Proof. By virtue of Corollary 2.4.4.18, we can identify the pushout $\operatorname{Path}[ Q_{-} ]_{\bullet } \coprod _{ \{ q\} } \operatorname{Path}[ Q_{+} ]_{\bullet }$ with a simplicial subcategory $\operatorname{\mathcal{C}}\subseteq \operatorname{Path}[Q]_{\bullet }$; we wish to show that there is a unique simplicial functor $R: \operatorname{Path}[Q]_{\bullet } \rightarrow \operatorname{\mathcal{C}}$ satisfying $R|_{\operatorname{\mathcal{C}}} = \operatorname{id}_{\operatorname{\mathcal{C}}}$. Our assumption that $Q = Q_{-} \cup Q_{+}$ guarantees that $\operatorname{\mathcal{C}}$ contains every object of $\operatorname{Path}[Q]_{\bullet }$. To prove existence, we take the simplicial functor $R$ to be the identity on objects and given on morphisms by the maps

\[ \operatorname{Hom}_{ \operatorname{Path}[Q] }(a,b)_{\bullet } = \operatorname{N}_{\bullet }(P_{a,b} ) \rightarrow \operatorname{N}_{\bullet }( P'_{a,b} ) = \operatorname{Hom}_{\operatorname{\mathcal{C}}}(a,b)_{\bullet } \]

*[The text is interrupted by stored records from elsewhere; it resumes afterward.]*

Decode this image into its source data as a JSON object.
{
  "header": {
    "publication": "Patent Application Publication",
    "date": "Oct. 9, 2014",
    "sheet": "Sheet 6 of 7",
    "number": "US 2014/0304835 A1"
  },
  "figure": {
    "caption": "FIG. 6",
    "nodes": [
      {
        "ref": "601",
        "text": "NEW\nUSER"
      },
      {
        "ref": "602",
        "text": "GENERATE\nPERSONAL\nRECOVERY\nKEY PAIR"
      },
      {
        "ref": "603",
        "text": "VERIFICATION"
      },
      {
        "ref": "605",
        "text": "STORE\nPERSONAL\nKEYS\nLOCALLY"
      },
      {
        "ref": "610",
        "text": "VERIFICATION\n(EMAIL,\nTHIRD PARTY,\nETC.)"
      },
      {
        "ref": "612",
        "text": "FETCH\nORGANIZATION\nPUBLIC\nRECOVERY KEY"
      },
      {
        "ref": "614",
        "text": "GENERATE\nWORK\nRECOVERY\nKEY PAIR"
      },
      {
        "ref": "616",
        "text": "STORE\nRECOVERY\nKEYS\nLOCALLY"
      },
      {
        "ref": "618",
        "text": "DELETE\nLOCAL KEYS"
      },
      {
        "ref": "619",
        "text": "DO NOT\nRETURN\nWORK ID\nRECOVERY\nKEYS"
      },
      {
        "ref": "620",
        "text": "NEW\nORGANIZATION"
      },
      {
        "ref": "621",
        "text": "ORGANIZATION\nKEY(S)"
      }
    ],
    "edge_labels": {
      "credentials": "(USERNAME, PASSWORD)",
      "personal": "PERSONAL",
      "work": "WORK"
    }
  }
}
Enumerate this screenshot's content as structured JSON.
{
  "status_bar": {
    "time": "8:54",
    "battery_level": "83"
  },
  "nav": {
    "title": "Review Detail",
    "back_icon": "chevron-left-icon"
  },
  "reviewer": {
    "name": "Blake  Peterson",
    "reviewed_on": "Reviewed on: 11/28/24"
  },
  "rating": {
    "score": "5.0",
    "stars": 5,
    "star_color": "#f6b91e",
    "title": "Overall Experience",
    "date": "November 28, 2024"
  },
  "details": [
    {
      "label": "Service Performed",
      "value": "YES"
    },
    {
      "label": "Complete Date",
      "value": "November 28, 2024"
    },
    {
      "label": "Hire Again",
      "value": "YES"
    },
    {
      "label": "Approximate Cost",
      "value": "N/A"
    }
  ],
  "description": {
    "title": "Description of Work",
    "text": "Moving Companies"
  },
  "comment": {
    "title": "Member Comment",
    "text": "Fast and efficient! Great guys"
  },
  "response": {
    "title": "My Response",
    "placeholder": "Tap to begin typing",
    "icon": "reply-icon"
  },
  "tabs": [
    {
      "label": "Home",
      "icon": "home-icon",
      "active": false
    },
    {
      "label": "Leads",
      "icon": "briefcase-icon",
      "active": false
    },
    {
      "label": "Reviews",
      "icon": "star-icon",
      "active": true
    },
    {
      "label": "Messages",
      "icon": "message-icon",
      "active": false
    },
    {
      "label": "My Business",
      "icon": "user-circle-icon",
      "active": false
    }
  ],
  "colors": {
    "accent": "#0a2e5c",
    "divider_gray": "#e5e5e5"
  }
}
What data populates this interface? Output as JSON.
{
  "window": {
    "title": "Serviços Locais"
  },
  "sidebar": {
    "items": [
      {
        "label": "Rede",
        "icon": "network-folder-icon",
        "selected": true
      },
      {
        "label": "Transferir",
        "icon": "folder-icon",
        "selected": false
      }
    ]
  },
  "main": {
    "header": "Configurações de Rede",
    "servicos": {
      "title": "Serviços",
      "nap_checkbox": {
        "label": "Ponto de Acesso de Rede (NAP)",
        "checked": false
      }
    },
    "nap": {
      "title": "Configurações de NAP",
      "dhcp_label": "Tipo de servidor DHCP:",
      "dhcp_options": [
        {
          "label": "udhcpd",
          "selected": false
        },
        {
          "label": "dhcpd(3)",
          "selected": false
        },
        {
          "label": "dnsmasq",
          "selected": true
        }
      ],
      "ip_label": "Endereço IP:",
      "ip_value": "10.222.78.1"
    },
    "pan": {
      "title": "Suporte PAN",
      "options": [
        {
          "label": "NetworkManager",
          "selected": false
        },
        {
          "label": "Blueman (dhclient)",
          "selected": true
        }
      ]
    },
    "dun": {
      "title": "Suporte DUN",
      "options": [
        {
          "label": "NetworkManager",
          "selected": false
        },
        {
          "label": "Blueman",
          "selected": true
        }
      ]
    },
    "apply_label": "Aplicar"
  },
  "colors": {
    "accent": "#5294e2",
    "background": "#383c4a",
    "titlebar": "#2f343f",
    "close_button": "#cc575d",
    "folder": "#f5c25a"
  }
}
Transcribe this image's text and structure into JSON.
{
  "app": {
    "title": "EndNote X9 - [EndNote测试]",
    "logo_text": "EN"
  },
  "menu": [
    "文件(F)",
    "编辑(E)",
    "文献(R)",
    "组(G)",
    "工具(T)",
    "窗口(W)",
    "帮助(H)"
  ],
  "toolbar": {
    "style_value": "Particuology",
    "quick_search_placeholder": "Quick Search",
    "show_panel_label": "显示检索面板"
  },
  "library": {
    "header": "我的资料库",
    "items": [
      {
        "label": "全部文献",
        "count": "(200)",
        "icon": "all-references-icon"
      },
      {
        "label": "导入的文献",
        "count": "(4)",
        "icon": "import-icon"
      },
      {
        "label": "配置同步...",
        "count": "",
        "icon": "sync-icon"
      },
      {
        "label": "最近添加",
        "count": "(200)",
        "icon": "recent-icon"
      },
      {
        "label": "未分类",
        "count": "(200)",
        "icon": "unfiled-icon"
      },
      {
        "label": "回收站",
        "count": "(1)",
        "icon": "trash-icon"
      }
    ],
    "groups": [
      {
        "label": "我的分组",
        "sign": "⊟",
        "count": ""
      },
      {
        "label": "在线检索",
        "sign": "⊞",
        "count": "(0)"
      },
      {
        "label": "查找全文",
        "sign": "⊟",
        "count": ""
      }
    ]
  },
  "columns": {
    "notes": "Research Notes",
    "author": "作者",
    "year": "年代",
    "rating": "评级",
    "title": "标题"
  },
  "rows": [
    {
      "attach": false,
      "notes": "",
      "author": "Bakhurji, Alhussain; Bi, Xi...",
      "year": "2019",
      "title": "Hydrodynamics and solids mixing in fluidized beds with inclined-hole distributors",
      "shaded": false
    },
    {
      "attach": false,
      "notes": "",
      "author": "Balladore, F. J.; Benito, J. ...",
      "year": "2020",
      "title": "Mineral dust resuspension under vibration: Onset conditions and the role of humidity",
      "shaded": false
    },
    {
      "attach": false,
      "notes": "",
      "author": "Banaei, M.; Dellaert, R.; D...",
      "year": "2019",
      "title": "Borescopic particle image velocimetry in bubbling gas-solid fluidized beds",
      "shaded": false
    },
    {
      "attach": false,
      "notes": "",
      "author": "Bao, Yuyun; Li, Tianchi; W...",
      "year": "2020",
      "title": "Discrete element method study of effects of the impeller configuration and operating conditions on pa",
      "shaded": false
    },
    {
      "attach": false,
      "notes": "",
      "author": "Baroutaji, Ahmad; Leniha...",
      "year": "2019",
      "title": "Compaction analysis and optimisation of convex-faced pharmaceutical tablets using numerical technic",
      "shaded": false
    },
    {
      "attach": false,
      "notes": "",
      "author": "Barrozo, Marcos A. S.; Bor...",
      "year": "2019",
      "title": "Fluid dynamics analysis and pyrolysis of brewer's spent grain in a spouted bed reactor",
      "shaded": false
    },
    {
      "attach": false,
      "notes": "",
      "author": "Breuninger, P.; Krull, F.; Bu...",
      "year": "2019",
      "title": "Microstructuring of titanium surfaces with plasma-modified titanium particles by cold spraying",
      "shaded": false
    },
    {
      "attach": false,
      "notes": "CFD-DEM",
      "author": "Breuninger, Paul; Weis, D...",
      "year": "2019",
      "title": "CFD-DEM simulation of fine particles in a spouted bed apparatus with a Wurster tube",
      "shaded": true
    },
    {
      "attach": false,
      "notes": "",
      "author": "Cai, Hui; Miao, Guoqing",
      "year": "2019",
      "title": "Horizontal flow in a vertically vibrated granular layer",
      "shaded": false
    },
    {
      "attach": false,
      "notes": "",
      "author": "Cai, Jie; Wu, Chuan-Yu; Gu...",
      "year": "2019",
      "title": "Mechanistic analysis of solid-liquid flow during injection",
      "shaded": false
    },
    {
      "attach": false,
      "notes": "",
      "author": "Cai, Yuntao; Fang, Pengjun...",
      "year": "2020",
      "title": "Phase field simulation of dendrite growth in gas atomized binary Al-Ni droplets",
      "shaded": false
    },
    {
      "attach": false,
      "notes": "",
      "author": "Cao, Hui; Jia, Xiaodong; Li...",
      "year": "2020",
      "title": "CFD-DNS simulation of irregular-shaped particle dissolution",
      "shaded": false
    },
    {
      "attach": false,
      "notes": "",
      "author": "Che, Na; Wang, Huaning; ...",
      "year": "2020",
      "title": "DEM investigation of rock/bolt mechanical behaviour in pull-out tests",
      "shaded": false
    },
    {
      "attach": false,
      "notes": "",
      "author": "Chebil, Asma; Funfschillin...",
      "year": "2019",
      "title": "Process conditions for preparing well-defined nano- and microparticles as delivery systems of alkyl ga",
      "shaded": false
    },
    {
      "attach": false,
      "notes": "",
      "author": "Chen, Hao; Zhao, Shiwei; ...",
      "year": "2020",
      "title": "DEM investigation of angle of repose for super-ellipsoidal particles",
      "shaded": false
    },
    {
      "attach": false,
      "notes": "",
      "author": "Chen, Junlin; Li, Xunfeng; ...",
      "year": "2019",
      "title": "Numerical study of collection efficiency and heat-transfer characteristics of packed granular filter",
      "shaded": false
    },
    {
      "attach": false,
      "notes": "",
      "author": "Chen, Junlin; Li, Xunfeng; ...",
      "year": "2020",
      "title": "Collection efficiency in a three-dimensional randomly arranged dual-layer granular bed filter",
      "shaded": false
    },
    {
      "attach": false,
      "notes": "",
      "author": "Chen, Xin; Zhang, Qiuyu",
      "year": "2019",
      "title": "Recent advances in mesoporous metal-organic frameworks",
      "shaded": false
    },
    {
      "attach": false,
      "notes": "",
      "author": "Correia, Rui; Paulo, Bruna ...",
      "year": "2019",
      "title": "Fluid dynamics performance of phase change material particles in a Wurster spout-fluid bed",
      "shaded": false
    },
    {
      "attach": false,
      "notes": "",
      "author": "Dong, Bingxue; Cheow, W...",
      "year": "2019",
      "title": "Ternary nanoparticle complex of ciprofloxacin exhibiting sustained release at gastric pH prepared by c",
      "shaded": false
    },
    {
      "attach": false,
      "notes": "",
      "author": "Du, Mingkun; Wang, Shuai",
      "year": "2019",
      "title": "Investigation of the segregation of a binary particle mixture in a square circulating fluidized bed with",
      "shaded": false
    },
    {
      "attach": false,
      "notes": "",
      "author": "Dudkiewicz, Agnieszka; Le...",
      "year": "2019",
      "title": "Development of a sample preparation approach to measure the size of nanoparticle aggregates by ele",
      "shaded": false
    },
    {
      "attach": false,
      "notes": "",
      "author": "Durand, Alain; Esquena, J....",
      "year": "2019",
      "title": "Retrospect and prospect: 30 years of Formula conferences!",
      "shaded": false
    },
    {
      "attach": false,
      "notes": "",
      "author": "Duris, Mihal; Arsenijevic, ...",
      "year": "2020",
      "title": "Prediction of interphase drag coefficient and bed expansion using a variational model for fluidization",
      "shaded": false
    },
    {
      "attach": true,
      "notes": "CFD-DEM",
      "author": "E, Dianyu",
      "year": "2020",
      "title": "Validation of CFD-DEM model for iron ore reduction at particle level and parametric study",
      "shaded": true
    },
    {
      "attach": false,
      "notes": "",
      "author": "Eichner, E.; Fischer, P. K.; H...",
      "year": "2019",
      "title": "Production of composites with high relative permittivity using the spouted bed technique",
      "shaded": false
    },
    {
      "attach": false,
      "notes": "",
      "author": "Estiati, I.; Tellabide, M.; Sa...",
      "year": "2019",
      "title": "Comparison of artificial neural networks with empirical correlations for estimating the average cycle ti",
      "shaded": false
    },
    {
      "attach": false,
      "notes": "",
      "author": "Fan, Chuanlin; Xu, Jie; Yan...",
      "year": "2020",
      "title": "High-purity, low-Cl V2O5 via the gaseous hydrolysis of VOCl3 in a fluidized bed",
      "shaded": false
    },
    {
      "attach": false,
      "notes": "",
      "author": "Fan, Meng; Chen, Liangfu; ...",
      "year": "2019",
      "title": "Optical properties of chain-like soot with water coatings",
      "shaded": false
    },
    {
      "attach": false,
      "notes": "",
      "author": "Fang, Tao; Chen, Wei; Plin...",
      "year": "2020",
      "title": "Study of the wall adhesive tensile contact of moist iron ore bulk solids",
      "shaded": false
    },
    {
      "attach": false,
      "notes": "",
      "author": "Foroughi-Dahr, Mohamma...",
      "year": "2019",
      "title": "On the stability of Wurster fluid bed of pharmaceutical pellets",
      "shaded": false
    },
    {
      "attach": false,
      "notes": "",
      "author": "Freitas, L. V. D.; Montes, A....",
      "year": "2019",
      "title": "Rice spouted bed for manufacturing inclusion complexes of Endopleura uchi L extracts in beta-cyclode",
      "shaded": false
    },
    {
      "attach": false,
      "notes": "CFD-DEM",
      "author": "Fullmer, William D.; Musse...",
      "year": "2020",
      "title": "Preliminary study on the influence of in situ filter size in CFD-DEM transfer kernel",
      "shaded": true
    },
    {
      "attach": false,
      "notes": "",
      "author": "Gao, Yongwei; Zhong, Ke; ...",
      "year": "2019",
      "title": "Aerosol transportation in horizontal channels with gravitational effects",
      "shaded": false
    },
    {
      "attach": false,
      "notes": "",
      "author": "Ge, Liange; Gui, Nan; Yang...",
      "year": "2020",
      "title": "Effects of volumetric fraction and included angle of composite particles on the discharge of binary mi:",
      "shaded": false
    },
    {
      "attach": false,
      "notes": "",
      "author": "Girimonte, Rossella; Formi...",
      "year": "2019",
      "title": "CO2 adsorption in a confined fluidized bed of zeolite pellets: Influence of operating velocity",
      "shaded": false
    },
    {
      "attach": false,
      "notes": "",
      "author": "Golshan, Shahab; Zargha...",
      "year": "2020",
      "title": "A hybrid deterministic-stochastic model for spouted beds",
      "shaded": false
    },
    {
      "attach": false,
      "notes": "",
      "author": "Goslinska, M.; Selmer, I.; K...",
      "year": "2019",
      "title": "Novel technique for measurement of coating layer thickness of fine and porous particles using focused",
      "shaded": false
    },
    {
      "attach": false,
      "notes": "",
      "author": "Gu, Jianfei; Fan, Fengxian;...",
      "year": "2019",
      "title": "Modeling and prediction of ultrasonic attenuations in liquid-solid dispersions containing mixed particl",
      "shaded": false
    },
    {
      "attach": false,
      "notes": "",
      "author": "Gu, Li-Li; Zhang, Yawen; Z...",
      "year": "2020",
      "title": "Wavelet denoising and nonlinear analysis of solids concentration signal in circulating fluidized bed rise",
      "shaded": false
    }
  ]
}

\[ (J \in P_{a,b}) \mapsto \begin{cases} J \cup \{ q\} & \text{ if $a \leq q \leq b$} \\ J & \text{ otherwise, } \end{cases} \]

where $P_{a,b}$ and the subset $P'_{a,b} \subseteq P_{a,b}$ are defined as in Remark 2.4.4.19.

To prove uniqueness, let $R': \operatorname{Path}[Q]_{\bullet } \rightarrow \operatorname{\mathcal{C}}$ be another simplicial functor satisfying $R'|_{\operatorname{\mathcal{C}}} = \operatorname{id}_{\operatorname{\mathcal{C}}}$; we wish to show that $R' = R$. It is clear that $R$ and $R'$ agree at the level of objects. For every pair of elements $a,b \in Q$, the simplicial functors $R$ and $R'$ induce maps $\theta , \theta ': \operatorname{Hom}_{ \operatorname{Path}[Q] }(a,b)_{\bullet } \rightarrow \operatorname{Hom}_{\operatorname{\mathcal{C}}}(a,b)_{\bullet }$; we wish to show that $\theta = \theta '$. Since $\operatorname{Hom}_{\operatorname{\mathcal{C}}}(a,b)_{\bullet }$ can be identified with the nerve of the partially ordered set $P'_{a,b}$, it will suffice to show that $\theta $ and $\theta '$ agree on vertices. For every finite linearly ordered subset $J \subseteq Q$ having least element $a$ and greatest element $b$, let $f_{J}: a \rightarrow b$ denote the corresponding morphism in the path category $\operatorname{Path}[Q]$; we wish to show that $\theta ( f_{J} ) = \theta '( f_{J} )$. Without loss of generality, we may assume that the morphism $f_{J}$ is indecomposable: that is, that we have $a \neq b$ and that $J = \{ a < b \} $. We may further assume that $a < q < b$ (otherwise, $f_{J}$ is a morphism in the category $\operatorname{\mathcal{C}}$ and we have $\theta (f_ J) = f_{J} = \theta '(f_ J)$). Set $J^{+} = \{ a < q < b \} $, so that $\theta ( f_ J ) = f_{J^{+} }$. Write $\theta '( f_ J ) = f_{K}$ where $K \subseteq Q$ is a finite linearly ordered subset having least element $a$ and greatest element $b$. Since $f_{J^{+}}$ is a morphism of $\operatorname{\mathcal{C}}$, we have $\theta '( f_{J^{+}} ) = f_{J^{+} }$. The inclusion $J \subseteq J^{+}$ then implies that $K \subseteq J^{+}$. On the other hand, $f_{K}$ is also a morphism of $\operatorname{\mathcal{C}}$, so we must have $q \in K$. It follows that $K = J^{+}$, so that $\theta ( f_ J) = f_{J^{+}} = f_{K} = \theta '( f_ J )$ as desired. $\square$